Two seasons ago, we lost to Saracens in a semi-final and they went onto win the Champions Cup. Last season, Munster didn’t make it out of a pool where they were drawn with both Racing 92 and Saracens who would be eventual semi-finalists that season. This season we drew Toulouse at random out of the bowl in the Round of 16, another side who will contest a European Cup semi-final at the very least.

I think it’s fair to say that Munster have been championship gate-keepers over the last few seasons because when we’ve lost in Europe, it’s been to teams who have either gone on to win the tournament outright or contest the final at the very least.

As for next season – and the Rainbow Cup, which is technically still this season but will feature enough transition to warrant being a halfway point between this season just gone and next season – Munster are still very much in “win now” territory. The gap between ourselves and the teams lifting trophies seems as large as it ever has but I think it might be smaller than it’s cool to admit in April 2021.

Getting RG Snyman fit is a key part of the puzzle, as is keeping Joey Carbery fit and active. Jenkins addition beefs up our category one ball-carrying rotation to the point that he, Snyman and Irish international Jean Kleyn in combination with just one or two of Knox, Salanoa and Wycherley becoming regular matchday squad regulars gives us the kind of heft in the front five that will unlock what we’re trying to do elsewhere.

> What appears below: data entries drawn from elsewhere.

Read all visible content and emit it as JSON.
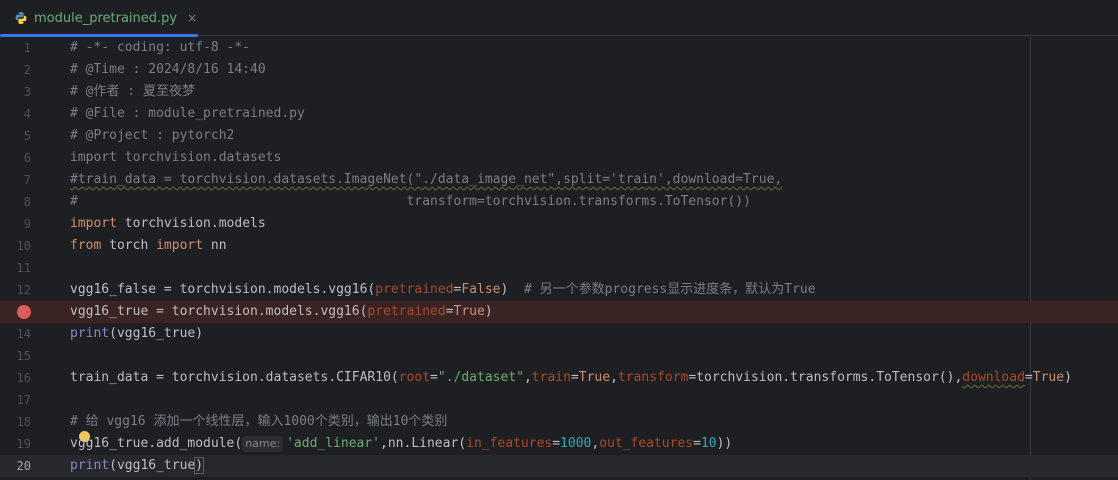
{
  "tab": {
    "filename": "module_pretrained.py",
    "close_glyph": "×",
    "icon": "python-file-icon"
  },
  "editor": {
    "line_numbers": [
      "1",
      "2",
      "3",
      "4",
      "5",
      "6",
      "7",
      "8",
      "9",
      "10",
      "11",
      "12",
      "13",
      "14",
      "15",
      "16",
      "17",
      "18",
      "19",
      "20"
    ],
    "breakpoint_line": 13,
    "current_line": 20,
    "code": {
      "l1": "# -*- coding: utf-8 -*-",
      "l2": "# @Time : 2024/8/16 14:40",
      "l3": "# @作者 : 夏至夜梦",
      "l4": "# @File : module_pretrained.py",
      "l5": "# @Project : pytorch2",
      "l6": "import torchvision.datasets",
      "l7": "#train_data = torchvision.datasets.ImageNet(\"./data_image_net\",split='train',download=True,",
      "l8": "#                                          transform=torchvision.transforms.ToTensor())",
      "l9_kw": "import",
      "l9_rest": " torchvision.models",
      "l10_kw1": "from",
      "l10_mid": " torch ",
      "l10_kw2": "import",
      "l10_rest": " nn",
      "l12_a": "vgg16_false = torchvision.models.vgg16(",
      "l12_p": "pretrained",
      "l12_eq": "=",
      "l12_v": "False",
      "l12_b": ")  ",
      "l12_c": "# 另一个参数progress显示进度条，默认为True",
      "l13_a": "vgg16_true = torchvision.models.vgg16(",
      "l13_p": "pretrained",
      "l13_eq": "=",
      "l13_v": "True",
      "l13_b": ")",
      "l14_fn": "print",
      "l14_rest": "(vgg16_true)",
      "l16_a": "train_data = torchvision.datasets.CIFAR10(",
      "l16_p1": "root",
      "l16_eq1": "=",
      "l16_s1": "\"./dataset\"",
      "l16_c1": ",",
      "l16_p2": "train",
      "l16_eq2": "=",
      "l16_v2": "True",
      "l16_c2": ",",
      "l16_p3": "transform",
      "l16_eq3": "=torchvision.transforms.ToTensor()",
      "l16_c3": ",",
      "l16_p4": "download",
      "l16_eq4": "=",
      "l16_v4": "True",
      "l16_b": ")",
      "l18": "# 给 vgg16 添加一个线性层，输入1000个类别，输出10个类别",
      "l19_a": "vgg16_true.add_module(",
      "l19_hint": "name:",
      "l19_s": "'add_linear'",
      "l19_c1": ",",
      "l19_b": "nn.Linear(",
      "l19_p1": "in_features",
      "l19_eq1": "=",
      "l19_n1": "1000",
      "l19_c2": ",",
      "l19_p2": "out_features",
      "l19_eq2": "=",
      "l19_n2": "10",
      "l19_e": "))",
      "l20_fn": "print",
      "l20_a": "(vgg16_true",
      "l20_b": ")"
    }
  },
  "colors": {
    "background": "#1e1f22",
    "comment": "#7a7e85",
    "keyword": "#cf8e6d",
    "string": "#6aab73",
    "number": "#2aacb8",
    "param": "#aa4926",
    "breakpoint": "#db5c5c",
    "tab_accent": "#3574f0"
  }
}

Guinness PRO14, Kingspan Stadium, Belfast 3/1/2020 Ulster vs Munster Munster’s Joey Carbery runs out Mandatory Credit ©INPHO/Dan Sheridan

With guys like Coombes, Casey, Crowley, Healy, Hodnett, O’Sullivan, Fineen Wycherley, Flannery and others continuing their development alongside established test quality like Kilcoyne, O’Mahony, and Beirne – Munster have the potential to snap the streak if and only if key tight five forwards remain relatively fit and available during the season.

At least that’s how it feels after a two-week process of watching all of Munster’s game back again with a cold eye. The answer is simple; when we get top-end 80-minute power, the rest of our game will follow.

Until then, it’ll be glass ceilings and recrimination.